Nick Fury aveva mandato piccole squadre a setacciare alcune delle zone che la ragazza aveva segnato sulla lista il giorno precedente e la prima di esse aveva già intravisto qualcosa. Se anche tutti gli altri indirizzi fossero stati altrettanto veritieri avrebbero avuto la posizione esatta di un buon settanta per cento delle basi che l'Hydra aveva installato in giro per tutto il mondo.

-Wanda ha ragione. Io vado a vedere come sta.-
La voce di Steve ruppe il silenzio che da qualche minuto a quella parte aveva regnato sovrano. I passi del Capitano risuonarono per un poco nel corridoio, poi scomparvero lasciando un silenzio ancora più pressante del precedente.
-Scusa Tony.- disse Natasha, lasciando anche lei la stanza, subito seguita in religioso silenzio da Clint Barton.
-Come è possibile che abbia distrutto la cella?- chiese, prendendo un po' di coraggio, Sam Wilson, guardando ancora i frammenti sparsi a terra.
-Ha...urlato.- sentenziò Visione, mentre raccoglieva una scheggia e la osservava accuratamente.
-Era la cella più resistente al mondo, non si distrugge gridando.- obbiettò Rhodey. L'uomo si era occupato personalmente di assicurarsi della qualità della cella, andando a testarla con ciò che di più letale possedeva direttamente in Wakanda.

Nulla era riuscito a scalfire la gabbia dall'interno.
-Un grido normale no. Ma il suo non era un grido normale.- rispose Visione, guardando verso Tony, che sembrava completamente su un altro pianeta.

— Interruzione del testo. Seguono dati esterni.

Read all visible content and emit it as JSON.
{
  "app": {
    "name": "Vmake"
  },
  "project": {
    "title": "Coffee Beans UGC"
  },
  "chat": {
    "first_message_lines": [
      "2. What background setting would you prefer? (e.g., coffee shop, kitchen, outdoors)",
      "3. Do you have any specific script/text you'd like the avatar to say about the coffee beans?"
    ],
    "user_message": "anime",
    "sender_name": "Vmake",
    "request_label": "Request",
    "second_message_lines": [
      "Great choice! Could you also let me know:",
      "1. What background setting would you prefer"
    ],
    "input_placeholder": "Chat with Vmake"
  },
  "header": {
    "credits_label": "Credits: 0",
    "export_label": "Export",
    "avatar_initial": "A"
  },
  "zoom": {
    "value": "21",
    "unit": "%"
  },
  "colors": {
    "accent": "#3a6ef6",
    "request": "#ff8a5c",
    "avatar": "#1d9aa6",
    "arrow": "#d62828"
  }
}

Il milionario aprì il casco della propria tuta e fece qualche passo avanti, piegandosi a raccogliere un foglio abbandonato tra le macerie della cella.
Il ritratto di un ragazzo con bellissimi lineamenti e un sorriso provocante ammiccava da quel pezzo di carta un po' stropicciato, sicuramente opera della ragazza che aveva stanziato nella gabbia per quelle settimane.
-Tony?-
-Umh?-
L'uomo voltò il capo verso i pochi rimasti nella stanza.
-Devo chiamare T'Challa per chiedere una nuova cella?- chiese James Rhodes, guardando con seria preoccupazione l'amico.
-Cosa? Oh, no, assolutamente no.- rispose Iron Man, rimettendosi dritto e piegando il foglio di carta, facendolo poi sparire da qualche parte sotto la tuta.